Once enacted, the 2017 Bill will introduce new offences. The main offences are:

  • Giving or accepting a bribe for doing an act in relation to a person's office or position
  • Giving of a bribe to a third party knowing that the third party is likely to carry out a corruption offence
  • Giving or accepting a bribe to or by someone who can assert improper influence over an official in relation to their office
  • Creating or using a false document which will be relied upon by a person in relation to their office
  • Threatening or harming a person to entice them to carry out an act in relation to their office or position

The 2017 Bill also creates a strict liability offence for a body corporate if an offence is committed by an officer, director, employee or agent of a company which benefits the company. A company may only rely on the defence that they took "all reasonable steps and exercised all due diligence to avoid the commission of the offence". This is an onerous standard to meet.

It also places criminal liability on senior officers of a company for offences committed by a company with the consent of the individual or their wilful neglect.

Severe penalties are also introduced. An individual guilty of certain offences on indictment is liable for up to 10 years imprisonment and an unlimited fine. A company guilty of certain offences on indictment is liable to an unlimited fine. The Bill also provides for the forfeiture of any gift or advantage or in the alternative the forfeiture of any land or item of equivalent value.

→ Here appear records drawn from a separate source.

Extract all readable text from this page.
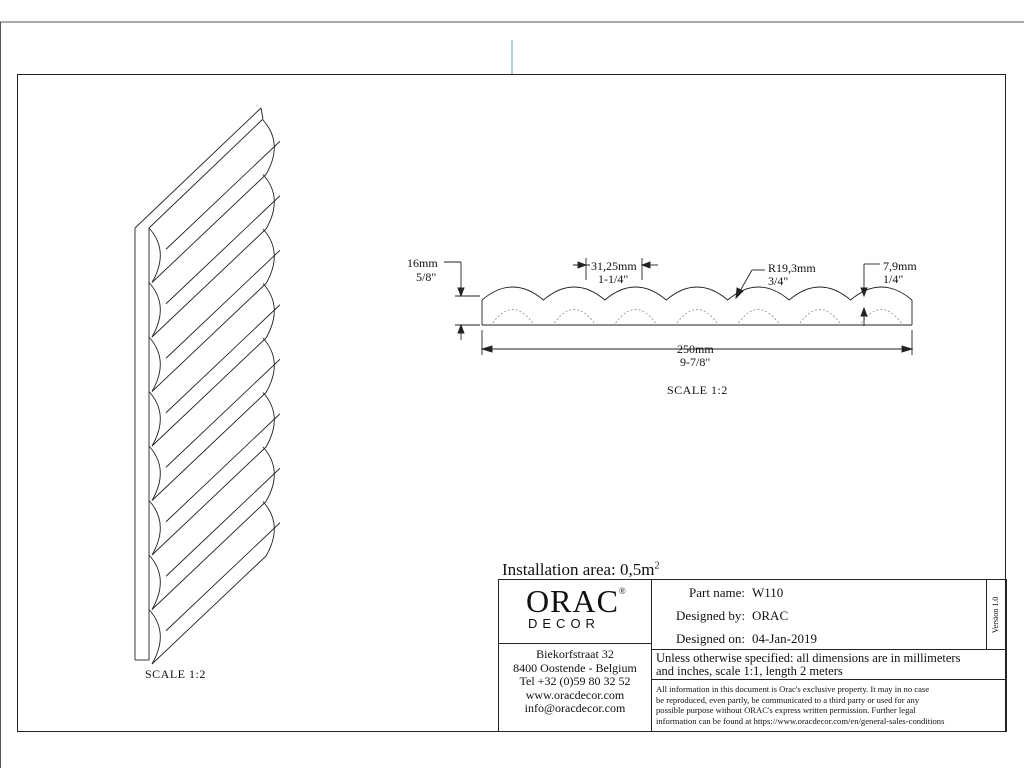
SCALE 1:2
16mm
5/8"
31,25mm
1-1/4"
R19,3mm
3/4"
7,9mm
1/4"
250mm
9-7/8"
SCALE 1:2
Installation area: $0,5m^2$
ORAC®
DECOR
Biekorfstraat 32
8400 Oostende - Belgium
Tel +32 (0)59 80 32 52
www.oracdecor.com
info@oracdecor.com
Part name: W110
Designed by: ORAC
Designed on: 04-Jan-2019
Version 1.0
Unless otherwise specified: all dimensions are in millimeters
and inches, scale 1:1, length 2 meters
All information in this document is Orac's exclusive property. It may in no case
be reproduced, even partly, be communicated to a third party or used for any
possible purpose without ORAC's express written permission. Further legal
information can be found at https://www.oracdecor.com/en/general-sales-conditions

The 2017 Bill covers corrupt acts committed by an Irish company which take place outside the State or by a non-Irish company within the State. In addition, Irish citizens and officials who commit acts of corruption outside of Ireland may be prosecuted in Ireland where their acts constitute an offence in the country in which they were committed.


The bar is being set high for Irish companies to combat anti-money laundering, corruption and terrorism. However, the introduction of this legislation and the compliance of Irish companies with it will serve to promote Ireland as an open and efficient place to do business.